On one level, it’s promising. This is how paradigmatic change happens. What we’re arguing about now is basically whether Biden is going to invest a couple of trillion dollars into green infrastructure and green technology, and whether he can get that through Congress. Insofar as there’s any regulatory part of that at all, it’s going to be very, very modest. There won’t be an economy-wide cap or tax or anything like that. 

How should we think about the concept of sustainability? 

Sustainability is such a gauzy, hand-wavy concept, though I find even myself using it sometimes. Insofar as “sustainability” suggests that there’s some set of natural limits that we need to keep human societies within, I think it’s just nonsense. We’ve been modifying natural environments on this planet to support numbers of humans that are much greater today than could have ever been supported even 100 or 1,000 years ago, let alone 10,000 or 100,000 years ago. There is, of course, some theoretical limit to how much energy we can harness or use, but we’re nowhere close to that.

If you have cheap, clean energy, you can ultimately solve everything else. I would offer an alternate framework for sustainability. I think what we would like is for large populations of humans to be able to live materially comfortable and prosperous lives, to pursue their imaginations, their dreams, and their ideas of what a good life is.
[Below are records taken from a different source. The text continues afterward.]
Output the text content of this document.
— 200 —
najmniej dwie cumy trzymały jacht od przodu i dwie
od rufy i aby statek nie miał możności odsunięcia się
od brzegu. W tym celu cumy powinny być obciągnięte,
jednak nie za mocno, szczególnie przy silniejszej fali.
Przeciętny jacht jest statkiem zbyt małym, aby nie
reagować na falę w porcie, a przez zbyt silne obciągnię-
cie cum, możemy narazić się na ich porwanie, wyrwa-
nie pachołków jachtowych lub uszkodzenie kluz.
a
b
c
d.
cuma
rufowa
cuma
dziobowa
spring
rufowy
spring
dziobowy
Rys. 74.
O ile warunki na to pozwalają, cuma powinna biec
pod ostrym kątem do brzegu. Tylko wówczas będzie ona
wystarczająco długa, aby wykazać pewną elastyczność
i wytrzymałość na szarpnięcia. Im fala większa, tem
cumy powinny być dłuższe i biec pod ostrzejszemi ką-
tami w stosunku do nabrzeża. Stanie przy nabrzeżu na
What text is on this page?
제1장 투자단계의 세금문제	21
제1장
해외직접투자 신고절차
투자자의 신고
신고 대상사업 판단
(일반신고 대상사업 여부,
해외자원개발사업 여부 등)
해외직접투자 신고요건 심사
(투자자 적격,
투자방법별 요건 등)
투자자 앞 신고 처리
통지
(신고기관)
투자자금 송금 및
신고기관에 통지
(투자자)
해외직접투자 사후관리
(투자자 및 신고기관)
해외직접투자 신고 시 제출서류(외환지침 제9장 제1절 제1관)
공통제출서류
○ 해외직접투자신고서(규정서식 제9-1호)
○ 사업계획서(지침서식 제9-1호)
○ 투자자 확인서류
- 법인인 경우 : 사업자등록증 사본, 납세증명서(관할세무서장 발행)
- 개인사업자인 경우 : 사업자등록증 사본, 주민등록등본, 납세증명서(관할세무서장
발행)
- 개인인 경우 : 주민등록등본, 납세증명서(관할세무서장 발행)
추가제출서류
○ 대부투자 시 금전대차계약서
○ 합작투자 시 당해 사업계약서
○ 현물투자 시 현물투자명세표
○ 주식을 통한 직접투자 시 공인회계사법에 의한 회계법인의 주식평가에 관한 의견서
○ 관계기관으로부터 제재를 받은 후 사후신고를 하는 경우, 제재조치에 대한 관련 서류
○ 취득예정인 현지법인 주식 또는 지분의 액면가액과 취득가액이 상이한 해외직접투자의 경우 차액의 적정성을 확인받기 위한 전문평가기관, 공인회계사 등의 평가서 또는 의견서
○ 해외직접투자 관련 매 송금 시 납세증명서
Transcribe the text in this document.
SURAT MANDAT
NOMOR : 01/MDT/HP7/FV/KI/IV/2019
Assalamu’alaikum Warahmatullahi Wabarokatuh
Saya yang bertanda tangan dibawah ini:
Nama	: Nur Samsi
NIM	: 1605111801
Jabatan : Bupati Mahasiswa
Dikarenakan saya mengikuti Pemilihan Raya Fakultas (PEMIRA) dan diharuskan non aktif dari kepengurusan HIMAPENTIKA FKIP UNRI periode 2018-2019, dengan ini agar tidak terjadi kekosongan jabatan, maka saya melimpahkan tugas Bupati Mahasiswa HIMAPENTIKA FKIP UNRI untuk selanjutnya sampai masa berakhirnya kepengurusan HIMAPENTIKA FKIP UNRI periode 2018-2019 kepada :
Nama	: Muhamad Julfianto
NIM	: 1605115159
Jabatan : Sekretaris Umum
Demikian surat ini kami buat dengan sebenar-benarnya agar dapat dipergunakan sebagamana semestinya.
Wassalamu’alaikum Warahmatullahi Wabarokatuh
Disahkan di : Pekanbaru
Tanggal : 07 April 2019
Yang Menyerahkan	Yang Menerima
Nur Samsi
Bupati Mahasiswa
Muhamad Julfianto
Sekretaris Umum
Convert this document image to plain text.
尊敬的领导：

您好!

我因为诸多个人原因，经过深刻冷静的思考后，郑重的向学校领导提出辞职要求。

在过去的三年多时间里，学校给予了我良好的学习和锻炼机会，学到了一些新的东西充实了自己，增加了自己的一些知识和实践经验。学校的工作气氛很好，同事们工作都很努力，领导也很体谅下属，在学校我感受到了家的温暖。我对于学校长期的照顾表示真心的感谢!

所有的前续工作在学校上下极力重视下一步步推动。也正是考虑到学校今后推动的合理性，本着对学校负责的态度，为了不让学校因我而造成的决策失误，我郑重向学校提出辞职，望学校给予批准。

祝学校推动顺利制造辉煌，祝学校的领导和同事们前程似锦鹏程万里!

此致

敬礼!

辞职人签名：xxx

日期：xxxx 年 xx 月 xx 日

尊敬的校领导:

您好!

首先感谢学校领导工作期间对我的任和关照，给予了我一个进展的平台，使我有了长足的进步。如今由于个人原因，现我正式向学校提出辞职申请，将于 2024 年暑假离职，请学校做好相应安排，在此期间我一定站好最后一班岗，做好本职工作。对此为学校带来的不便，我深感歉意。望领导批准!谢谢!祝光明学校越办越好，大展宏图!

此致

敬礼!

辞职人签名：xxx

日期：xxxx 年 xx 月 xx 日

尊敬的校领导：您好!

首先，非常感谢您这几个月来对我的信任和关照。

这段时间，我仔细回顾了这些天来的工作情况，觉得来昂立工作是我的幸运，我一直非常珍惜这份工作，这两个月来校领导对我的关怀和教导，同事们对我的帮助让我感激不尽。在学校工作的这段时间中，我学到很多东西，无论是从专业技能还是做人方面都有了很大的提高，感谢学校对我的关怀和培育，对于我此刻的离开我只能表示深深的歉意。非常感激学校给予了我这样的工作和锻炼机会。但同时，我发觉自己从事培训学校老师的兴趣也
I think it’s very hard for us, sitting here today, to know what the average person or someone in 2100 will think that is, and to do that in ways that preserve as much of our deep evolutionary ecological inheritance as possible, which was always already shaped by human agency and will continue to be. And that might mean that we do end up removing carbon and geoengineering the planet to have that 1950 or an 1850 climate, for that matter. It might mean that we decide to bring mammoths back, or to genetically modify the Great Barrier Reef so that it can supply the warmer oceans, or something else. I don’t know. 

I want to give people living in the future the options, choices, agency, and the ability to make those decisions on their own terms. I don’t know if you would call that “sustainability” or something else, but that’s the future that I think we ought to create for those who come after us. We can do that by building out the knowledge base, technology base, wealth base, and resource base that will make that possible. Do we have functioning institutions that are adaptive and democratic, and that can navigate what are always going to be trade-offs? That’s the future that I think we ought to be pursuing.

What’s next for the ecomodernist movement?

I think the movement is growing in a bunch of ways. I’ve always had a “let a thousand flowers bloom” approach. We have ecomodernist socialists and ecomodernist libertarians, which I think creates a healthy tension in orienting us towards modernization, development, growth, technology, and how those things can serve the environment. I think we have a set of institutions that are still very nascent. Breakthrough Institute is one of them, maybe the original. But there’s many more people doing ecomodernist things and thinking like ecomodernists to varying degrees and I would expect that to continue to grow. When I think about some of our work, I’d like to create more capability to build these networks and institutions in emerging economies, which is where I think most of the human and environmental future is going to be determined. 

I think we’re in a very transitional time. Politics in the industrialized world is shifting in a bunch of ways. Conservatism does not look like what it looked like for the last 40 or 50 years. I think, in some interesting ways, neither does the left. I think how that sorts out and how ecomodernism will fit into this world is still to be written.

I’m as interested as anyone is in what Biden is going to do on climate. Will there be a sustainable coalition around climate change issues? What will the political right look like, post-Trump? And depending on how those play out, I think there are lots of interesting ways that ecomodernism may fit into the picture.